Government PR Disaster Immunity?

Watergate, Waco, Ruby Ridge, Katrina, Iran-Contra, Iran hostage crisis.

Government is antifragile, scandals sink particular politicians, never the system that created them.
Government is antifragile with respect to politics and violence. More violence means stronger government, until the government falls. And then what replaces the government will be another government, probably worse. Because the state and society compete for mindshare and resources, that which strengthens the state weakens society.

Knock down government today and people will rebuild it tomorrow. They would do this because they believe in the legitimacy of government, and because they can't see any good alternatives. If you want to change what they would build after a collapse, you must change their beliefs about what is possible. Before the collapse arrives, they must possess already the tools, the raw materials, and the working prototypes of a different sort of world. If we can create a social laboratory to develop these tools and skills, we can end the cycle. These tools will entice our allies and befuddle our enemies, because they do not threaten violence. And because the state and society compete for mindshare and resources, that which strengthens society weakens the state.

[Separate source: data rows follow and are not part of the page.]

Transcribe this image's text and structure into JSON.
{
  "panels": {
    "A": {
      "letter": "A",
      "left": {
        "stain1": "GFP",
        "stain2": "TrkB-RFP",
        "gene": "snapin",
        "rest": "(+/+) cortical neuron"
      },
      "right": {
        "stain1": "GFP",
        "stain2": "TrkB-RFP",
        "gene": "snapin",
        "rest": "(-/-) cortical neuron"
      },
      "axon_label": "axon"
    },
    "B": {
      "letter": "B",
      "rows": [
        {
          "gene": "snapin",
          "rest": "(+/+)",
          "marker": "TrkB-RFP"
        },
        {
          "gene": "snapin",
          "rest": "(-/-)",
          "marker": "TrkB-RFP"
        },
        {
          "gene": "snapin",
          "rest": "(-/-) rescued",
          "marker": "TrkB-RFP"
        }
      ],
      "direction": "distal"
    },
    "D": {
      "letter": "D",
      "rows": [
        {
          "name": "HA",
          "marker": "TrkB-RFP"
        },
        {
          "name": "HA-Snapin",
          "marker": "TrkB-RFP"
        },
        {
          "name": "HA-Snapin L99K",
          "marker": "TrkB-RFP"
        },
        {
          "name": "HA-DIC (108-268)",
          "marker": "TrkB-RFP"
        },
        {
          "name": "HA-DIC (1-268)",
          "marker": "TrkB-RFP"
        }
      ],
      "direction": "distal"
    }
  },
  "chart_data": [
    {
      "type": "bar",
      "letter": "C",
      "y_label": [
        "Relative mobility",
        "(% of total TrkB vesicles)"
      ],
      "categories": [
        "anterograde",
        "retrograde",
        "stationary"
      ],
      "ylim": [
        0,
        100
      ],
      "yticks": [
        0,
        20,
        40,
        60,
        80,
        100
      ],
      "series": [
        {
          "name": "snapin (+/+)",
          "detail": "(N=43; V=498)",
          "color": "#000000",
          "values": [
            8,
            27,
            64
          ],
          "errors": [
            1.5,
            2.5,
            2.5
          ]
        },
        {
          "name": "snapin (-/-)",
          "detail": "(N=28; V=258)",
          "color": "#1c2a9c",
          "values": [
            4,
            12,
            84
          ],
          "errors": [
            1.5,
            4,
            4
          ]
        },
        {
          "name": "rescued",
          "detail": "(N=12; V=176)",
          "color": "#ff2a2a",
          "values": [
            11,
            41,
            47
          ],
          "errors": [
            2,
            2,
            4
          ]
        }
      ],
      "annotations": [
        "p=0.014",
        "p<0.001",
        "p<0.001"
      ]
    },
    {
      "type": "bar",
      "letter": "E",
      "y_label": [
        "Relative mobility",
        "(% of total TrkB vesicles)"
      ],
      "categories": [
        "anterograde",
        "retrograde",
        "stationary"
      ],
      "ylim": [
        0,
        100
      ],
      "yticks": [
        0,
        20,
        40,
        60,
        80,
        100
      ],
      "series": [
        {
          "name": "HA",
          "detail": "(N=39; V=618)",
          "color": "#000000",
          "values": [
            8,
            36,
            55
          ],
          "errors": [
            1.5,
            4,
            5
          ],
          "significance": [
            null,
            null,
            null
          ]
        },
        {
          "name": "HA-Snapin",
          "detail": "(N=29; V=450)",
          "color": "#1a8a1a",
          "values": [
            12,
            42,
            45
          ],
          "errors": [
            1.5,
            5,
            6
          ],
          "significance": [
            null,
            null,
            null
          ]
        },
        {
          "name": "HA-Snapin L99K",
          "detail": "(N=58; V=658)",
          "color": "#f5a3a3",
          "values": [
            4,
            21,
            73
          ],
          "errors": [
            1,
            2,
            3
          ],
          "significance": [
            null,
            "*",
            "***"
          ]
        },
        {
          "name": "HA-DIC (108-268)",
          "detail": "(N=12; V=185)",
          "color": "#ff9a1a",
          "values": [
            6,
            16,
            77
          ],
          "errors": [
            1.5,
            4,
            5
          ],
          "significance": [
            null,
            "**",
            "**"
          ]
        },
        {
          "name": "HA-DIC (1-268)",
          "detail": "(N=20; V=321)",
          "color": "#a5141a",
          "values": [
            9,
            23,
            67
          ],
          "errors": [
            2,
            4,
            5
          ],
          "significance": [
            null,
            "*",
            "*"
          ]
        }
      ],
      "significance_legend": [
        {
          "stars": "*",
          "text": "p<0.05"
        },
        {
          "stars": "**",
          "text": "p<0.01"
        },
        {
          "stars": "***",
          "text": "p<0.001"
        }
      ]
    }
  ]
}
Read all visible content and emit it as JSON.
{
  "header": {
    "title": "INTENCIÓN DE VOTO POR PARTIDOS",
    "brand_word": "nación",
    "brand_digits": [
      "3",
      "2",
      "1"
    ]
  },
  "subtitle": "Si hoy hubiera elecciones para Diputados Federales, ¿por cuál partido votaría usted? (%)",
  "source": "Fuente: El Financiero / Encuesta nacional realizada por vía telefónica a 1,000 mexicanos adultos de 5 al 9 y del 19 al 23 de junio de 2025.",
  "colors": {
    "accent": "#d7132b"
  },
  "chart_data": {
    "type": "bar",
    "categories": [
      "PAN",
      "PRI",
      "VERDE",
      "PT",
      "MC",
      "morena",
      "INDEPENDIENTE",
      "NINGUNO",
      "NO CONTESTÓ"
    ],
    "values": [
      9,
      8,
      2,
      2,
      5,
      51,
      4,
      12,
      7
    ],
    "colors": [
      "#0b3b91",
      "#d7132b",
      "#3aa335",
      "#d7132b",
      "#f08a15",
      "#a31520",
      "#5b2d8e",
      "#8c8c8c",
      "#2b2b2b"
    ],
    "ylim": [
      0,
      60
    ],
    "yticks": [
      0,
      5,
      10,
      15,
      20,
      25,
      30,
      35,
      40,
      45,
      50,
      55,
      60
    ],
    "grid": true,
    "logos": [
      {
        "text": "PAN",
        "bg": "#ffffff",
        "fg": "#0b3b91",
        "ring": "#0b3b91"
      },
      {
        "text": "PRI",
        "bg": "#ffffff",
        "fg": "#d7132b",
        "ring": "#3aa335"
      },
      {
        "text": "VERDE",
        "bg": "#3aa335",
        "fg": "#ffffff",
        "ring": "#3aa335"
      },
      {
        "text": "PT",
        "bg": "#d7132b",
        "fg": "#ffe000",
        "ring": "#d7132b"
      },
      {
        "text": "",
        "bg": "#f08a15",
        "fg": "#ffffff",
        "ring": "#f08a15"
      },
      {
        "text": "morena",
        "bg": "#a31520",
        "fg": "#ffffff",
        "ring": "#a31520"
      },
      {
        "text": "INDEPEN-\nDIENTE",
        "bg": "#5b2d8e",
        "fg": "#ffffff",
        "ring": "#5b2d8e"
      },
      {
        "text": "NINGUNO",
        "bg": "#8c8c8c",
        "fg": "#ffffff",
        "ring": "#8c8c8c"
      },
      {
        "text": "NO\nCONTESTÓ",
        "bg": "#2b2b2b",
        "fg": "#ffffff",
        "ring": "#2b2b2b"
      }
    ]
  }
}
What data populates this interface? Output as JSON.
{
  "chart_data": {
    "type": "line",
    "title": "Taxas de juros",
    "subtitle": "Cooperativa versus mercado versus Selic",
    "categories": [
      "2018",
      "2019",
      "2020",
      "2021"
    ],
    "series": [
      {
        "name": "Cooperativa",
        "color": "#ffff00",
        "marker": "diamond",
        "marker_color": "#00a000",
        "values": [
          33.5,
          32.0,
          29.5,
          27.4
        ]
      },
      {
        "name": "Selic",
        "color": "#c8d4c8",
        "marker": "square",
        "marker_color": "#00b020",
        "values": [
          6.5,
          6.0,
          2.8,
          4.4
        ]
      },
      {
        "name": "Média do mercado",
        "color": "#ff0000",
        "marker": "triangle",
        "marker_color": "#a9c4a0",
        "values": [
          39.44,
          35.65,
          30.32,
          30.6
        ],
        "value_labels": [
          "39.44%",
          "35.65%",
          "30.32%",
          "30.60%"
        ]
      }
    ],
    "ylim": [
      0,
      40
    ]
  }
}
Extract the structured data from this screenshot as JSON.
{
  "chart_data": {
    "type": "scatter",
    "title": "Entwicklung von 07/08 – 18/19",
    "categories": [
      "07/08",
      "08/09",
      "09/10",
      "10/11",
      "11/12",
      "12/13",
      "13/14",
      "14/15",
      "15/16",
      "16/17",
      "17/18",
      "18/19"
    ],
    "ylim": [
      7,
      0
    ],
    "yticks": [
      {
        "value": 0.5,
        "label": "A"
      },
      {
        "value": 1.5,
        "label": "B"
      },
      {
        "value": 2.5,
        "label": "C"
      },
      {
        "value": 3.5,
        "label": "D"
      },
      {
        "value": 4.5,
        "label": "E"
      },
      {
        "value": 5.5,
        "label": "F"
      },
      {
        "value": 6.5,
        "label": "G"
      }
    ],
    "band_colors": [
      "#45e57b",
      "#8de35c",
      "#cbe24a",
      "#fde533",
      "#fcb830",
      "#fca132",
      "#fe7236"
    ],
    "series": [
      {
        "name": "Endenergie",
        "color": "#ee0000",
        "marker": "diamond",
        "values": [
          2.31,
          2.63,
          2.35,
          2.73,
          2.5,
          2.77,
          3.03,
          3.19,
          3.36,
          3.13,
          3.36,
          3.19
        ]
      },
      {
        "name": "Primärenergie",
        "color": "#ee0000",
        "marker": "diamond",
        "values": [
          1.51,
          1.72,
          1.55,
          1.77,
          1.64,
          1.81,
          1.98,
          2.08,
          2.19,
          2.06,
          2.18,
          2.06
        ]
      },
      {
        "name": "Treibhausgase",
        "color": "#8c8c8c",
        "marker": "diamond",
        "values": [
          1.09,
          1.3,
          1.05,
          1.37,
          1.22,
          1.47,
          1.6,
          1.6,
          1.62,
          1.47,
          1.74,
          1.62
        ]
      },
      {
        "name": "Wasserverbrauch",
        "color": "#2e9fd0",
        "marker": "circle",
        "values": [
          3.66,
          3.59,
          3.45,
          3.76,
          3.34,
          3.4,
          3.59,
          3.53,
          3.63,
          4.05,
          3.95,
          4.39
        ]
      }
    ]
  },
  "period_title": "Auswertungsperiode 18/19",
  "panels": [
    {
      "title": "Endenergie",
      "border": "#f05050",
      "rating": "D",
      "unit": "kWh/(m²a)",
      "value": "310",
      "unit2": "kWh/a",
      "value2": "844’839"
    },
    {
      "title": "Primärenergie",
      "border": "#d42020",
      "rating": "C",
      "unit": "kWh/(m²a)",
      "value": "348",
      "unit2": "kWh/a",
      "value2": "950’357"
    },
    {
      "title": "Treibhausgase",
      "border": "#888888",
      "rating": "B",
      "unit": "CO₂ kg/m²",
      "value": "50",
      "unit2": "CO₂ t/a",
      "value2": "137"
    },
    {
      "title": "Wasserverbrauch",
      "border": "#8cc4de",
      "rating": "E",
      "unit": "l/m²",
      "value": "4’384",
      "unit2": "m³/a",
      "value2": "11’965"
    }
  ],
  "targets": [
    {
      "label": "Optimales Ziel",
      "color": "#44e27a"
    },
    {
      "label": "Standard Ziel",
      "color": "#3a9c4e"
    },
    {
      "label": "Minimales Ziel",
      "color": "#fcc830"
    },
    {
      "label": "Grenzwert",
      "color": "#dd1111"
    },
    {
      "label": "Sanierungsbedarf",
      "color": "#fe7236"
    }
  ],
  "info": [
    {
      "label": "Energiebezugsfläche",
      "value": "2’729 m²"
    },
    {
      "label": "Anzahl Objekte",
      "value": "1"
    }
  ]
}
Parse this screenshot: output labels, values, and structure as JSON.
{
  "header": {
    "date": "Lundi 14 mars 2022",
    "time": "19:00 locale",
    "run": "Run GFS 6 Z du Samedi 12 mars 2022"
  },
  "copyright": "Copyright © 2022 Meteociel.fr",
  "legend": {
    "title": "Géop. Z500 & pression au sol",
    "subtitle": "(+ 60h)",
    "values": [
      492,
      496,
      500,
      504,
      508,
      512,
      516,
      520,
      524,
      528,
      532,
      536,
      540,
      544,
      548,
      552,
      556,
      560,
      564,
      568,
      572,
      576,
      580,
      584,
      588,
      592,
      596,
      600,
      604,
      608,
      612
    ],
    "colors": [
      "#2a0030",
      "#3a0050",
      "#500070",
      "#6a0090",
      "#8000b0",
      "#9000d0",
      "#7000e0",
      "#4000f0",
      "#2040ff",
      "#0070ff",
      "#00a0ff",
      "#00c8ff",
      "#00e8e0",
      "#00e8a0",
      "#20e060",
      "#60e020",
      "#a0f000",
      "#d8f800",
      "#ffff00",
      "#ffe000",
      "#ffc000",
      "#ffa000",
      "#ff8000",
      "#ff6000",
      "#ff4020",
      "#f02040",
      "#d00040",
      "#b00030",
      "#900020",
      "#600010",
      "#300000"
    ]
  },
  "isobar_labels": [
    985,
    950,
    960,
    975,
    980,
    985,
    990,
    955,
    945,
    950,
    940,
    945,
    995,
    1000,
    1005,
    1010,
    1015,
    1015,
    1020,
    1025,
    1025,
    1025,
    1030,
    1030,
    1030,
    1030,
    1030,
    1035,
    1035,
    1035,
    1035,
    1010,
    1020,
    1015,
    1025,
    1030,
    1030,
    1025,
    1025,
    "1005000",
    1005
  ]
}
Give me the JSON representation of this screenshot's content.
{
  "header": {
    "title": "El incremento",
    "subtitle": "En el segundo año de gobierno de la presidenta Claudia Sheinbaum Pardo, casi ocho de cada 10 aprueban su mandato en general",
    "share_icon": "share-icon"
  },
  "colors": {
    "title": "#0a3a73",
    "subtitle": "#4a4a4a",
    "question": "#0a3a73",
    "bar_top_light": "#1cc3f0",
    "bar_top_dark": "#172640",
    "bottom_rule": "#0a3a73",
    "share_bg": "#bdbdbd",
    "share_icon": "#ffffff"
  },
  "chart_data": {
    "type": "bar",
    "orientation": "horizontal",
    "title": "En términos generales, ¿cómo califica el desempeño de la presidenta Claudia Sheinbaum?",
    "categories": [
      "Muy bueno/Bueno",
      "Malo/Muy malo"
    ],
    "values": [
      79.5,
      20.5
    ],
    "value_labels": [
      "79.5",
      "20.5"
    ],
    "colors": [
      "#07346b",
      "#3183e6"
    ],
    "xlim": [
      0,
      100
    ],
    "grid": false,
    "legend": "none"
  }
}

I've noticed that people like to ignore evidence of government misconduct. Government takes credit for society's success, while passing off blame for failure, ineptitude, or corruption to particular persons. Individuals lose elections, lose jobs, or even go to jail, but the system remains. Nixon was a crook, but "the president" inspires hope. People quote Acton, but they misapply him. 

Similarly, when society works, it works invisibly. When it fails, we easily exaggerate its flaws.

 We can pursue the objective of increasing popular tolerance for experimentation and individual, organizational, and social learning.